If Jonas hadn’t been right there above her, she would have gone quietly crazy.

He talked to her. Over and over. He lay on the planking above her head and he talked her through every stage of what was happening. How they’d decided against drills because of the fear of vibrations in the unstable soil. How they were digging by hand-teams of men-every able-bodied man in the district seemed to be here now, taking turns to dig, to heave soil to the surface, to shore the new shaft, to chop timber for shoring…

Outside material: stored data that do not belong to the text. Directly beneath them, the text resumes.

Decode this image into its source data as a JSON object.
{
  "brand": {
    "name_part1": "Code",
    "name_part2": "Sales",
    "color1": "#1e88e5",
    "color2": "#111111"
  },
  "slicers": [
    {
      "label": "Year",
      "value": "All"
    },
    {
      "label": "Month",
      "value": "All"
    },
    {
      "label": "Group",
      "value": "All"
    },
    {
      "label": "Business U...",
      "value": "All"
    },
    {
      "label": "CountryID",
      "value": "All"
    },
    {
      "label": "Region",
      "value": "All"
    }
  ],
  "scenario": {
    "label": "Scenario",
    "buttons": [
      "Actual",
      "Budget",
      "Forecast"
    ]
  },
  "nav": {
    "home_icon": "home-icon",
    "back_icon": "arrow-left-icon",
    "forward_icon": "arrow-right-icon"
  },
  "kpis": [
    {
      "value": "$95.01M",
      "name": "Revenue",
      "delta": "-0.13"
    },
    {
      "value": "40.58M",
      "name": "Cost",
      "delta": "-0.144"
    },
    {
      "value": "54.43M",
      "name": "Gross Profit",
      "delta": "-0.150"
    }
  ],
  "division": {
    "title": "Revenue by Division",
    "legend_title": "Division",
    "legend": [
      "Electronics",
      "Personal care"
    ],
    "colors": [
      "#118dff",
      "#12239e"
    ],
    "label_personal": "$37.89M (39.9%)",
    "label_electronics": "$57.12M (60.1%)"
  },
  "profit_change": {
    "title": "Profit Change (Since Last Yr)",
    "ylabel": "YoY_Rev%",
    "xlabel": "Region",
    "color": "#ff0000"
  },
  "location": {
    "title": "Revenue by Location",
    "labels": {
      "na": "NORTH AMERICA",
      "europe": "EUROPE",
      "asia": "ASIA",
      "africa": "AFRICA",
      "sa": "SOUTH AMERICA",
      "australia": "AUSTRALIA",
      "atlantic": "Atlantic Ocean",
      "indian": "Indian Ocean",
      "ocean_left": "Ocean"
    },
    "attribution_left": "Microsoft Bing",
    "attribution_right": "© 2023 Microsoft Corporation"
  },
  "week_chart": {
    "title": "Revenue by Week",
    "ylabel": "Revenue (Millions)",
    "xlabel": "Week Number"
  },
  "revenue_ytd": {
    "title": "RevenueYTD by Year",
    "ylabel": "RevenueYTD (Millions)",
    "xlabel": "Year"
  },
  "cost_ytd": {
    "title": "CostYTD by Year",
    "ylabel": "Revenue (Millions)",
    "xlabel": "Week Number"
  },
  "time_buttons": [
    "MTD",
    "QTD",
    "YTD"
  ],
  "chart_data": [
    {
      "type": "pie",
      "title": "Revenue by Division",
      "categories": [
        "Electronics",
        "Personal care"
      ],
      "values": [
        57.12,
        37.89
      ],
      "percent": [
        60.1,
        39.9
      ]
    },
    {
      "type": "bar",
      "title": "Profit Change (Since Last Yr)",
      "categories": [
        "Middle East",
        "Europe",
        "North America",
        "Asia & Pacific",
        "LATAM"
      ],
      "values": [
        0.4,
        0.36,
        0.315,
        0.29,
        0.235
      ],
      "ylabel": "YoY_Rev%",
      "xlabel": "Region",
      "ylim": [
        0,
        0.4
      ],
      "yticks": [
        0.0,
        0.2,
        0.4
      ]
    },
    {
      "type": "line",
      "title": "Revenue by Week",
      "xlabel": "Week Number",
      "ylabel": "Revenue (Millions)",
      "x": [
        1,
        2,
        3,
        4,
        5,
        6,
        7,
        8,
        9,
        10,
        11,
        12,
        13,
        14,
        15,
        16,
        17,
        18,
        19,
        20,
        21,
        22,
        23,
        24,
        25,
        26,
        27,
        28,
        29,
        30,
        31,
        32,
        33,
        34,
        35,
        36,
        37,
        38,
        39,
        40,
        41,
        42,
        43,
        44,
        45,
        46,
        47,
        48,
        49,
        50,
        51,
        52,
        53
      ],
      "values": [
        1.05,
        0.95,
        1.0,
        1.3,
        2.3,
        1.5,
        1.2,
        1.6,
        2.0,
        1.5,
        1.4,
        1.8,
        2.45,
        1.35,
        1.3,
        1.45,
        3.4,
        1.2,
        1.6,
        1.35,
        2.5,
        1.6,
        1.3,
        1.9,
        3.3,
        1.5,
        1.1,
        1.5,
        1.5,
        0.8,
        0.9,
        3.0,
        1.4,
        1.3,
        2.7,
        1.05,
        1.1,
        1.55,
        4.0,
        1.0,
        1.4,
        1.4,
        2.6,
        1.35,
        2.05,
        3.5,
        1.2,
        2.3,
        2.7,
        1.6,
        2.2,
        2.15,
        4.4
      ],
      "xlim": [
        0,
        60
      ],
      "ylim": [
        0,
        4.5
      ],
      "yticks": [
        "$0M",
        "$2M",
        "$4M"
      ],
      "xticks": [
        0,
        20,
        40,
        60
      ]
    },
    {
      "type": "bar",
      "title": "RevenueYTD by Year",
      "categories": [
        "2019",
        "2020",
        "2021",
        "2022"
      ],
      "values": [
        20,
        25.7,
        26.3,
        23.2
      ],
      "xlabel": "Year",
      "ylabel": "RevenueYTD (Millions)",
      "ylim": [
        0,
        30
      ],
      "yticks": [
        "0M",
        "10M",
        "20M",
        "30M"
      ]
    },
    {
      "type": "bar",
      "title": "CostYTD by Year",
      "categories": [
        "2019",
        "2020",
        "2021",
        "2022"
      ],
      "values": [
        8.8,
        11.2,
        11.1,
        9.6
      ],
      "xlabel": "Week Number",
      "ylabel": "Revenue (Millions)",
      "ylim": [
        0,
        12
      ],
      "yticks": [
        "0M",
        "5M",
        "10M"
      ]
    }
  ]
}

It seemed everyone in Bay Beach was here. Lori. Shanni. Erin. Wendy. All her friends. They took it in turns to talk to her-Lori had even brought Bernard, for heaven’s sake, and she described him as frantic. Bernard? Frantic?

‘Well, he’s scratching his butt,’ Lori told her. ‘In Bernard-speak, that’s frantic.’

She smiled, but she couldn’t smile for long.

But always there was Jonas, speaking softly over everyone else.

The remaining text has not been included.